The Poisson-Boltzmann Theory for Two Parallel Uniformly Charged Plates

TL;DR

This paper provides exact solutions to the nonlinear Poisson-Boltzmann equation for two parallel charged plates in symmetric and asymmetric electrolytes, deriving relations between surface charge, separation, and pressure, with new asymptotic results.

Contribution

It introduces exact solutions using Weierstrass elliptic functions for the two-plate Poisson-Boltzmann problem, including new asymptotic results in different regimes.

Findings

Exact expressions for electrostatic potential and surface charge density for one plate.

Derived functional relations between charge, separation, and pressure for two plates.

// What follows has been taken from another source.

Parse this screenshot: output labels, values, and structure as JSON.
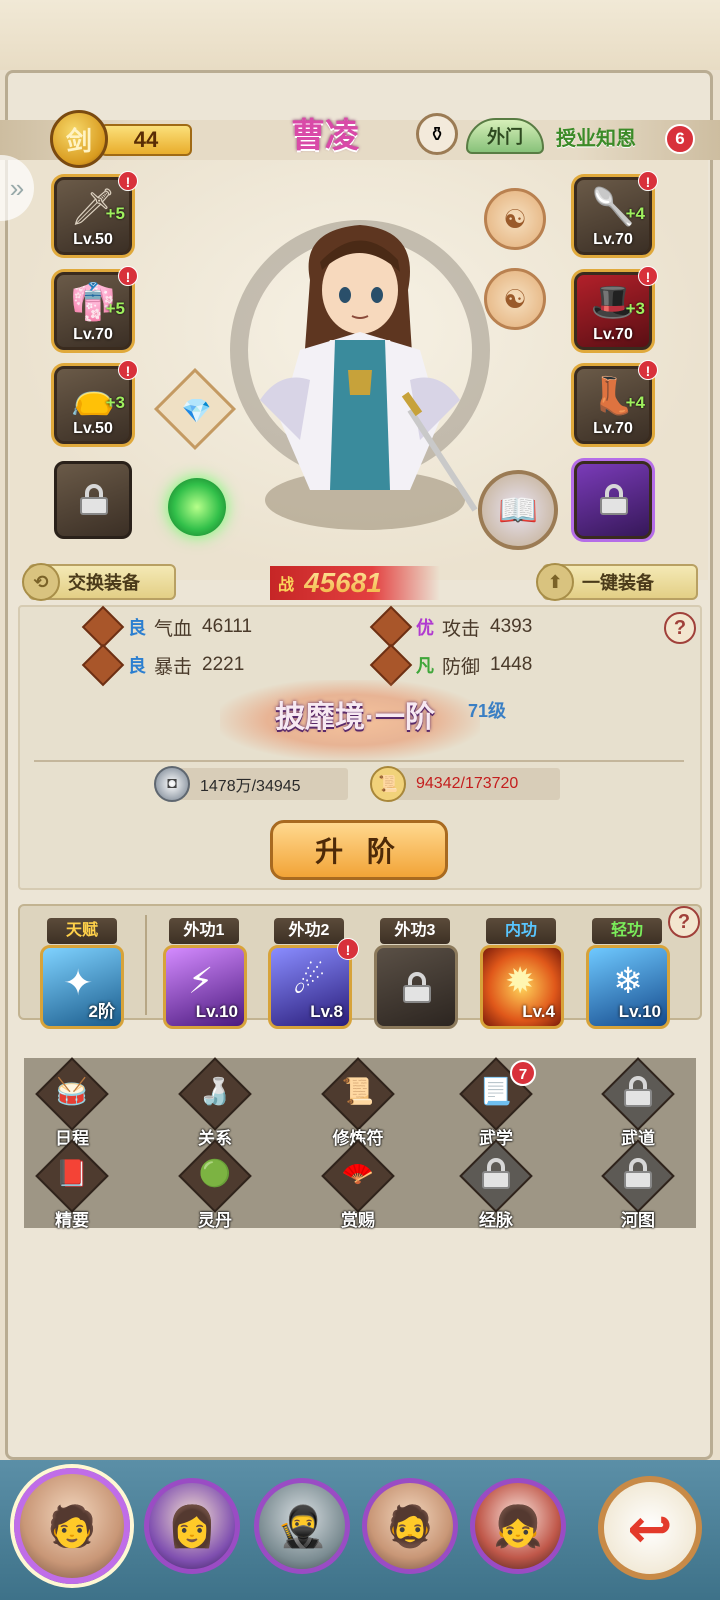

New asymptotic results for various regimes of plate separation and electrolyte types.

Abstract

We solve the nonlinear Poisson-Boltzmann equation for two parallel and likely charged plates both inside a symmetric elecrolyte, and inside a 2 : 1 asymmetric electrolyte, in terms of Weierstrass elliptic functions. From these solutions we derive the functional relation between the surface charge density, the plate separation, and the pressure between plates. For the one plate problem, we obtain exact expressions for the electrostatic potential and for the renormalized surface charge density, both in symmetric and in asymmetric electrolytes. For the two plate problems, we obtain new exact asymptotic results in various regimes.